20 hours ago, InfiniteWarrior said:
Tries and fails? "Try to please everyone and you'll end up pleasing no one." Would that were an embroidered relief hanging on the wall of development studios everywhere. But, of course, it's typically not studios demanding that a game try to be all things to all people and cover every genre in existence, but the publishers and console manufacturers that are generally bankrolling the games. Given this one began with a Kickstarter campaign, publishers and investors can take on only so much of the responsibility for the hyper-homogeneity that characterizes the industry at large influencing(?)...er, leaking into(?)...7DTD. TFP's first responsibility, aside from to themselves, is to those who contributed to the game's Kickstarter campaign. Now, however, they're having to deal with those publishers and console manufacturers and contractors and...I don't envy them the position, to be honest.
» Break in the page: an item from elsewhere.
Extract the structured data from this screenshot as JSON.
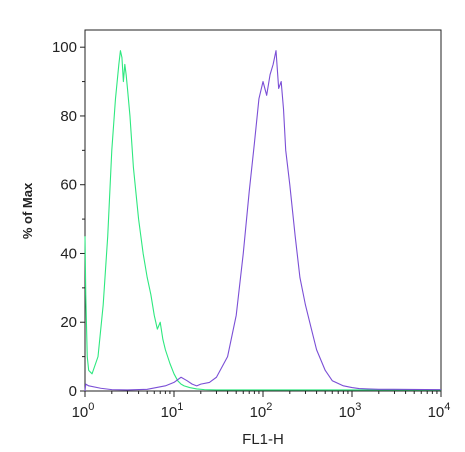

Read the kickstarter. RPG was promised in it. Nothing to do with publishers, console manufacturers, contractors...
Quote of the first paragraph of that kickstarter:
Quote7 Days to Die is an open world, voxel-based, sandbox game that is a unique mash up of First Person Shooter, Survival Horror, Tower Defense and Role Playing Games combining combat, crafting, looting, mining, exploration, and character growth.
I don't think it fails, it is pleasing me and my friends at a minimum. Interesting that you talk about the hyper-homogeneity of the industry, but when TFP implements RPG and other mechanisms like nobody else does you don't seem to acknowledge that their game is NOT homogenic at all.
Adding genres **as a marketing ploy** only works as an unfair practice if you just implement fig leaves of it so you can add the label. I.e. get the advantage without the costs. But TFP did 2 takes of the RPG system before landing on the current, you really can't say they didn't make an effort to get an RPG system they liked.